Some months ago, I did some redocumentation work of a mid-sized legacy system (~1 Mio. LOC). Among other things, the system lacked consistency because there were many terms that were differently interpreted from different teams over the time. E. g. there were at least three different usages of the name “model” in class names: UI Model, Data Transfer Model, Database Model.
It’s hard to understand such a software system when there is so much ambiguity in naming. It really overloads your brain to quickly grasp the main ideas of such a system. But unfortunately, you can’t change such an old system as you like immediately. What I did instead was to document that developers should be cautious when they come to a class with “model” in its name. But just writing down the characteristics of those different models wasn’t enough for me. I wanted to show developers directly in the documentation how those different types of models could be identified and which they were. So I created a Code Inventory.
I want to show you the basic ideas and how you can do it yourself. But first, let’s define the term “Code Inventory”:
A Code Inventory is a listing of the concepts your software system is made of.
In a Code Inventory, you can list all kinds of concepts: Your controllers, your REST resources or your Data Access Objects – anything that you can systematically identify by syntax or structure. A Code Inventory helps you to keep track of the things that are already implemented in the software. Further, you can document all the little shortcomings that you plan to improve in the future – a great way to manage technical debt!
How can you build a Code Inventory? In reality, you create an inventory by counting the different items on the shelf. In virtuality, you count the items in your source code that represent the concepts.
Here the nice thing: For Java software systems, you don’t need to manually count your source code items that belong to a concept anymore.

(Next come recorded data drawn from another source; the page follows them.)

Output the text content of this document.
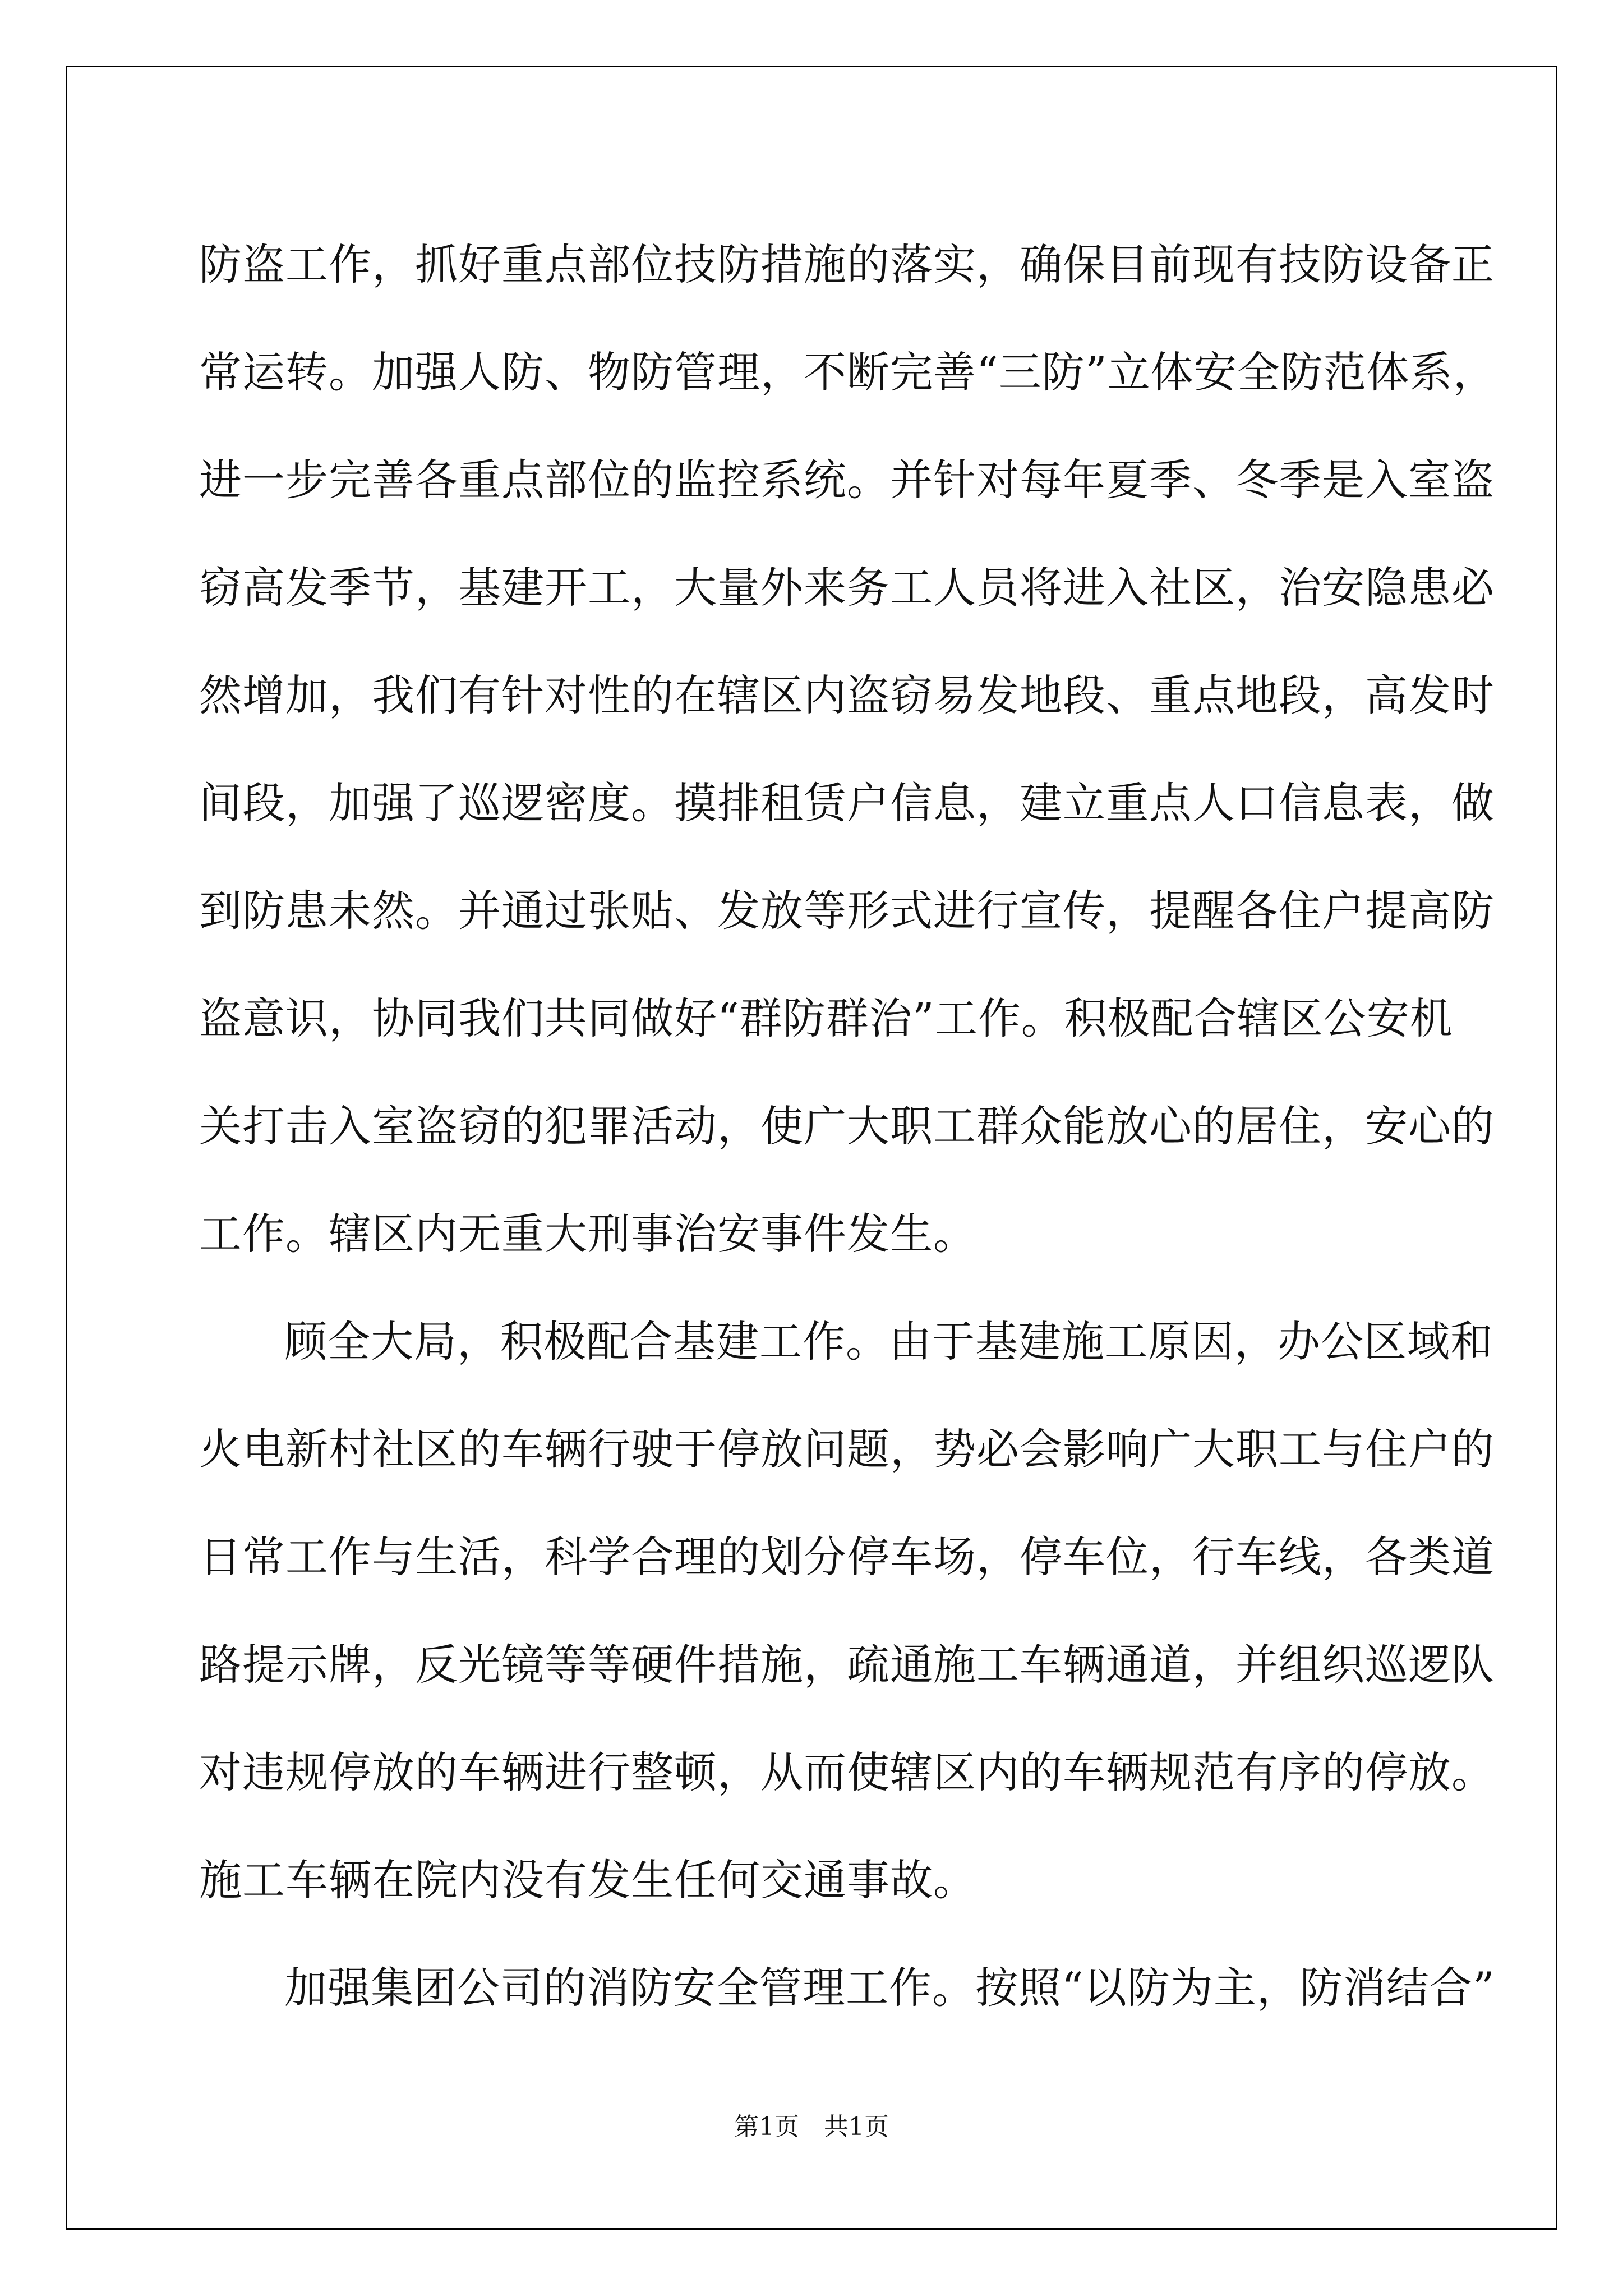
防盗工作，抓好重点部位技防措施的落实，确保目前现有技防设备正
常运转。加强人防、物防管理，不断完善“三防”立体安全防范体系，
进一步完善各重点部位的监控系统。并针对每年夏季、冬季是入室盗
窃高发季节，基建开工，大量外来务工人员将进入社区，治安隐患必
然增加，我们有针对性的在辖区内盗窃易发地段、重点地段，高发时
间段，加强了巡逻密度。摸排租赁户信息，建立重点人口信息表，做
到防患未然。并通过张贴、发放等形式进行宣传，提醒各住户提高防
盗意识，协同我们共同做好“群防群治”工作。积极配合辖区公安机
关打击入室盗窃的犯罪活动，使广大职工群众能放心的居住，安心的
工作。辖区内无重大刑事治安事件发生。
顾全大局，积极配合基建工作。由于基建施工原因，办公区域和
火电新村社区的车辆行驶于停放问题，势必会影响广大职工与住户的
日常工作与生活，科学合理的划分停车场，停车位，行车线，各类道
路提示牌，反光镜等等硬件措施，疏通施工车辆通道，并组织巡逻队
对违规停放的车辆进行整顿，从而使辖区内的车辆规范有序的停放。
施工车辆在院内没有发生任何交通事故。
加强集团公司的消防安全管理工作。按照“以防为主，防消结合”
第1页　共1页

There is this nice static analysis tool jQAssistant that can do it for you. Just tell it what to find in your code by describing the concepts and it will give you the answer! jQAssistant scans your complete code base, stores a big graph of it in the graph database Neo4j. The graph of your software can then be queried by using the intuitively-to-use Cypher query language.
MATCH (t:Type)-[:ANNOTATED_BY]->()-[:OF_TYPE]->(a:Type) WHERE a.fqn="javax.persistence.Entity" SET t:Jpa:Entity RETURN t AS JpaEntity
This will mark and list all the JPA Entites that exist in the source code:
Because I also want to document that I have those Entities already, I can save that query in my documentation – a plain AsciiDoc file. jQAssistant will then execute this query on every build of my software system and I can find the query’s results in a separate report.
Here is another nice thing: Since a few days, jQAssistant will create an HTML documentation out of the AsciiDoc file including the query’s result!
This enables you to show readers of your documentation not only the concepts or characteristics of your code items but also where to find them directly in the documentation as well!
And here is another one of the newest things: jQAssistant can even create diagrams based on the query’s result, too, using PlantUML / GraphViz:
No more time wasted creating out-of-date UML diagrams. jQAssistant creates them directly from your code using the query you use in your documentation. This new feature connects documentation and code bidirectional.
With jQAssistant, you can now create a Code Inventory of your software system automatically. The documentation gets never out of date because the actual code is in your documentation.
T-H-I-S I-S S-O A-W-E-S-O-M-E !-!-!
PS: Thanks Dirk! That’s really a great addition to jQAssistant!